Her biggest concern: How was she supposed to come up with $100,000 to go there? Upon her acceptance to Oxford, a scholarship was not in the offing. Then an idea: Her Hope roommate and best friend encouraged Namwezi to raise the money using the platform, GoFundMe. “I had raised funds before and knew how, but when you are raising that amount of money for yourself, it is a whole different feeling,” she explains.

She sat on that thought, intimidated by the gargantuan effort that would be required to raise six figures. Yet, she was challenged again to do so, this time by her Holland host family, the Pipples, who seeded a fifth of her goal if she could raise the rest. Even with the encouragement and a generous promise of $20,000, Namwezi couldn’t bring herself to launch the fundraising endeavor. Finally, while in Boston a couple months after graduation and interning for another non-profit group, African Food and Peace Foundation, she summoned her patent determination again, wrote a fund-raising letter in June, published it on her GoFundMe page shortly thereafter, and then…

“I became overwhelmed by people’s responses,” she recalls. So many people, many of whom she did not even know, gave. “It kind of broke me. I was so, so humbled by that,” says Namwezi.

By the end of the first summer of 2016, Namwezi had raised $60,000. Over the next two years, she met the rest of her goal. She graduated with distinction and without debt from Oxford in 2019, and her monetary and cerebral gifts go un-squandered. Today, she lives in Nairobi, Kenya, and works for Genesis Analytics making policy recommendations on how East Africa can harness the fourth industrial revolution from a human-resource perspective.

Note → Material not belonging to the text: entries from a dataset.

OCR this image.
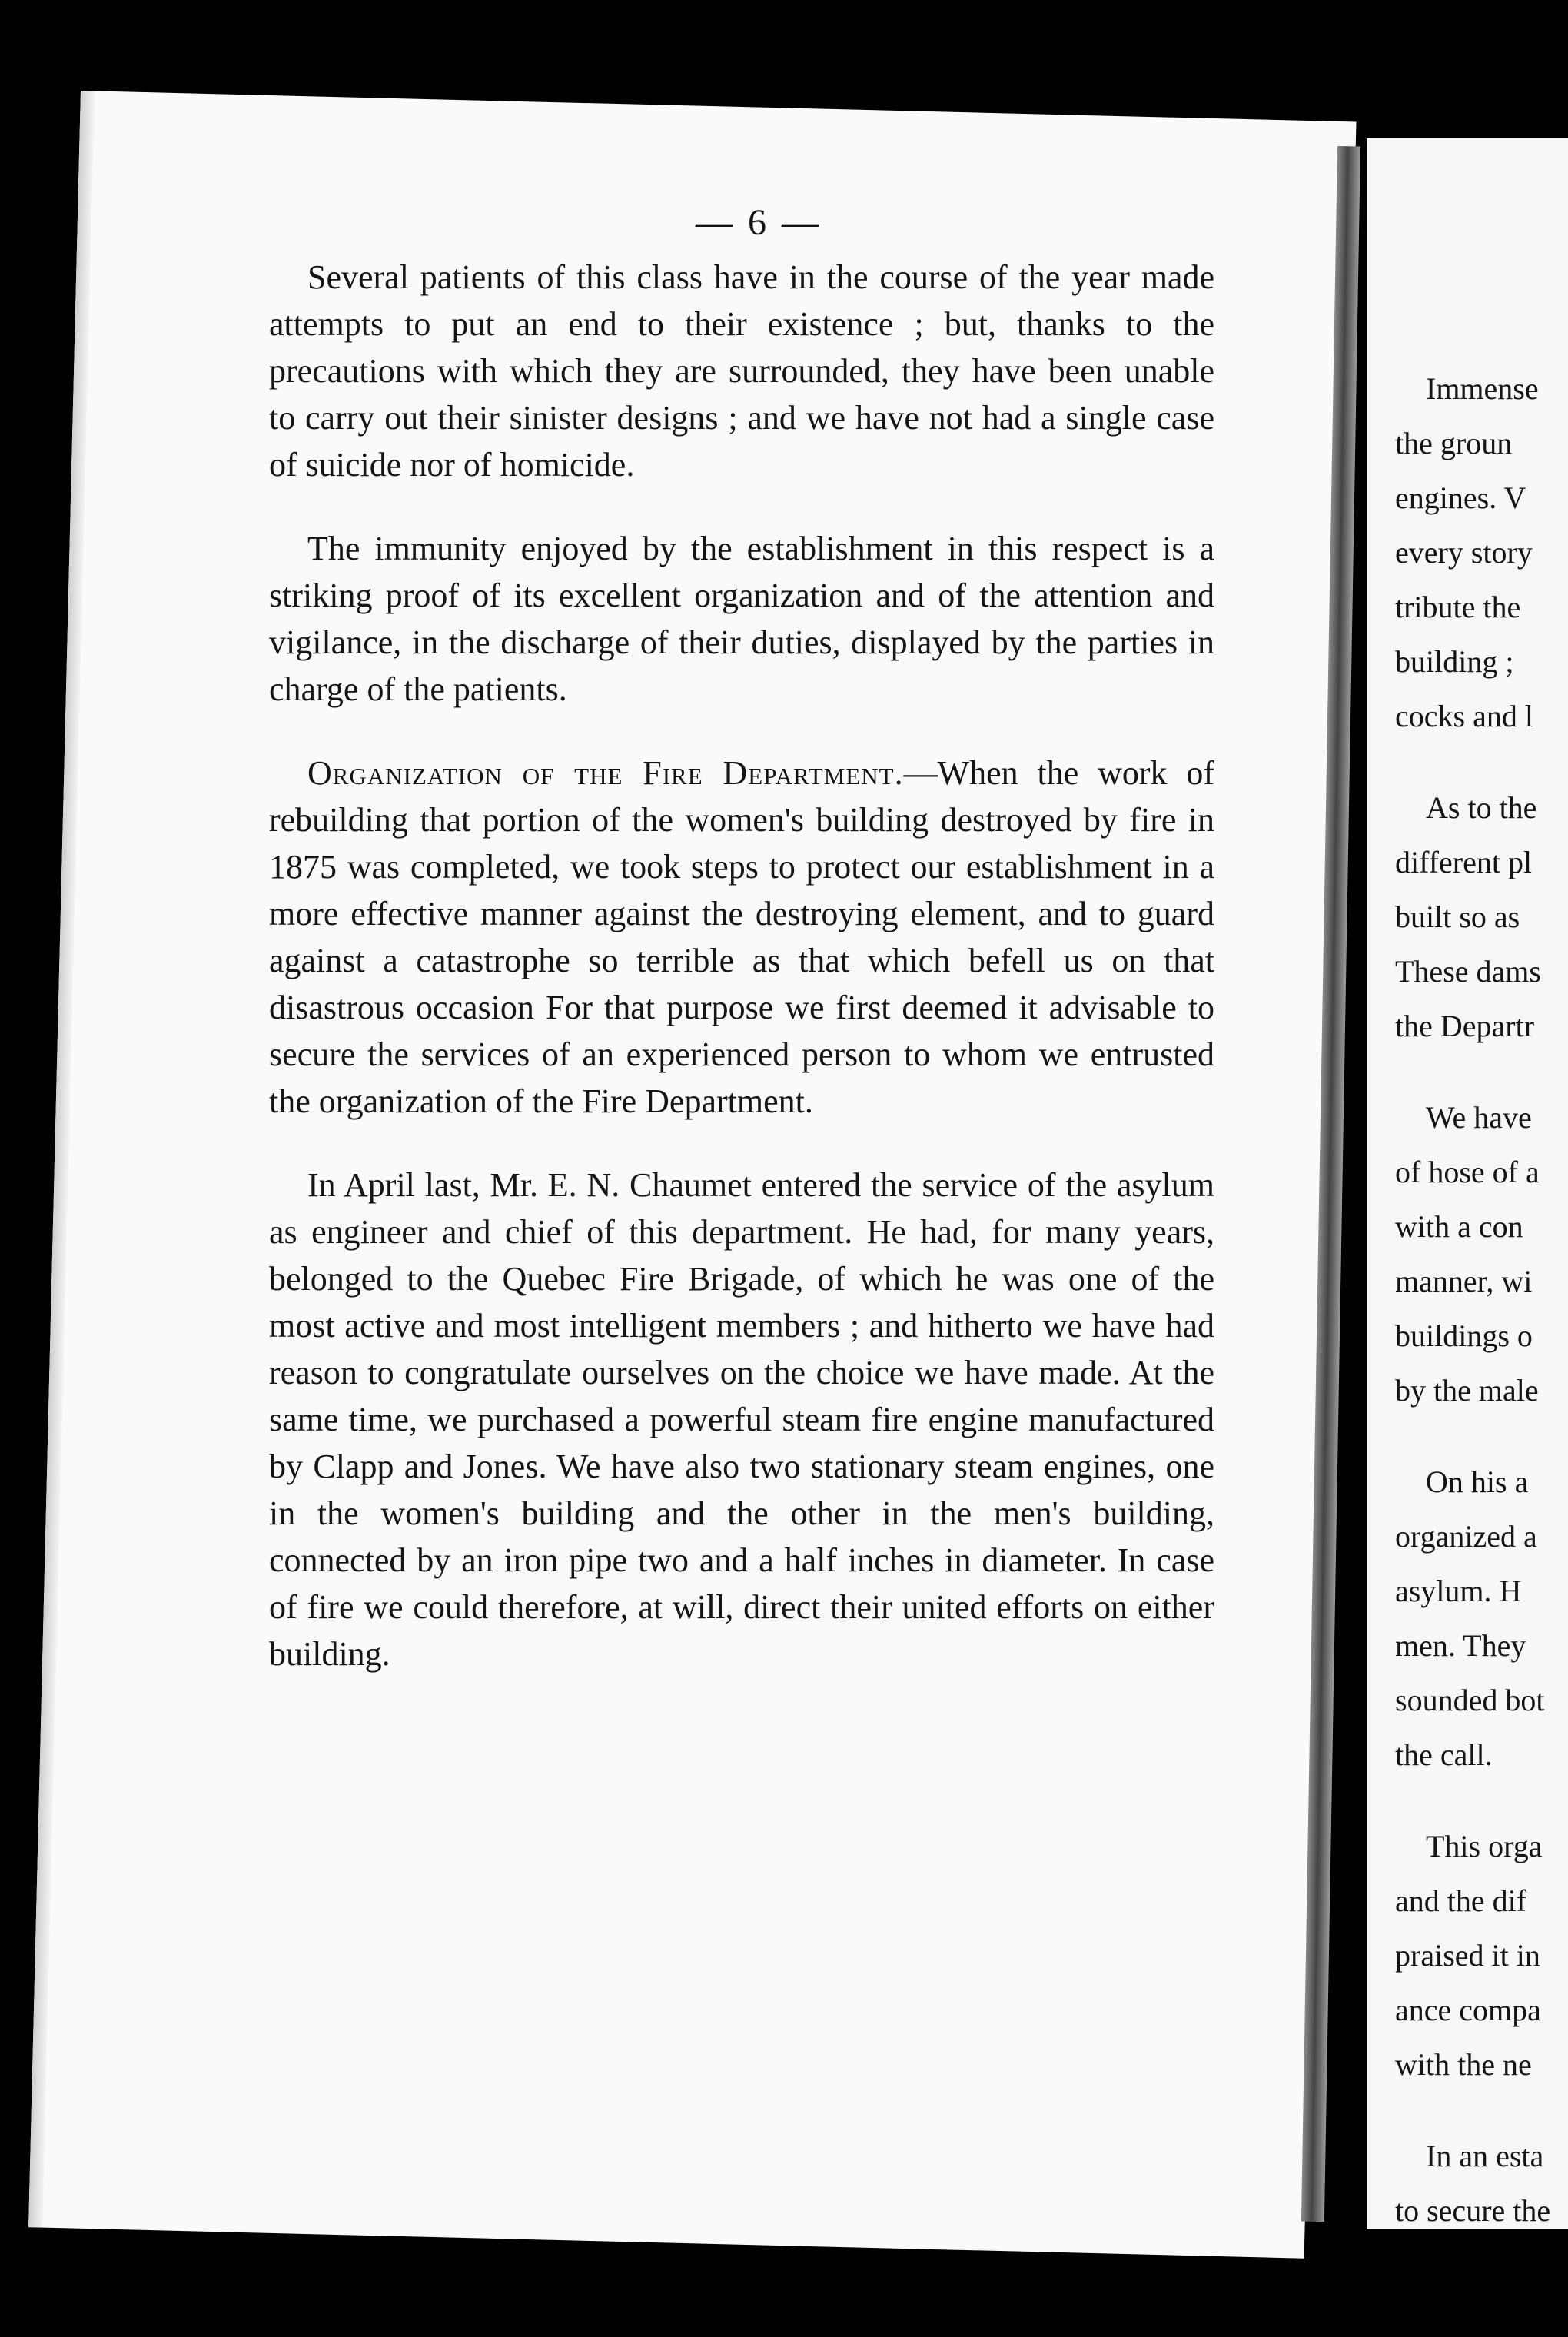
— 6 —

Several patients of this class have in the course of the year made attempts to put an end to their existence ; but, thanks to the precautions with which they are surrounded, they have been unable to carry out their sinister designs ; and we have not had a single case of suicide nor of homicide.

The immunity enjoyed by the establishment in this respect is a striking proof of its excellent organization and of the attention and vigilance, in the discharge of their duties, displayed by the parties in charge of the patients.

Organization of the Fire Department.—When the work of rebuilding that portion of the women's building destroyed by fire in 1875 was completed, we took steps to protect our establishment in a more effective manner against the destroying element, and to guard against a catastrophe so terrible as that which befell us on that disastrous occasion For that purpose we first deemed it advisable to secure the services of an experienced person to whom we entrusted the organization of the Fire Department.

In April last, Mr. E. N. Chaumet entered the service of the asylum as engineer and chief of this department. He had, for many years, belonged to the Quebec Fire Brigade, of which he was one of the most active and most intelligent members ; and hitherto we have had reason to congratulate ourselves on the choice we have made. At the same time, we purchased a powerful steam fire engine manufactured by Clapp and Jones. We have also two stationary steam engines, one in the women's building and the other in the men's building, connected by an iron pipe two and a half inches in diameter. In case of fire we could therefore, at will, direct their united efforts on either building.

Immense
the groun
engines. V
every story
tribute the
building ;
cocks and l
As to the
different pl
built so as
These dams
the Departr
We have
of hose of a
with a con
manner, wi
buildings o
by the male
On his a
organized a
asylum. H
men. They
sounded bot
the call.
This orga
and the dif
praised it in
ance compa
with the ne
In an esta
to secure the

And her twin siblings — Charles and Mary — are now 17 and ever in her thoughts and care. (Her grandmother passed away in 2017.)

As for her master’s thesis, the experience of writing it helped to inform much of her current work. Namwezi researched how to understand the experience of a staggering number of college-educated Ugandans who remain un- or under-employed. Interviewing multiple university graduates who worked in the Owino market in Kampala, she developed a policy recommendation. “I argued that as we think about unemployment, we ought to think about what sorts of graduates the education system produces and that the conversation around the creation of jobs must recognize that in the eyes of youth, there is such a thing as a ‘bad job’ and a ‘good job.’”

It is on the thesis’ second page, though, that Namwezi wrote the first of that which is always on her mind. From it, you can feel the love:

I dedicate this thesis to all the men and women who rallied and cheered me on as I set out to raise the money that I needed to fund my master’s at Oxford University. Without your investments, my studies here would not have been possible. THANK YOU for taking a chance on me, for believing in me and for loving me so unconditionally, always. . .

Lastly, to our late Mother Bonabana Theopista Akiiki Nalongo (also Mama Catherine), whose greatest desire in life was to see me and the twins receive an education.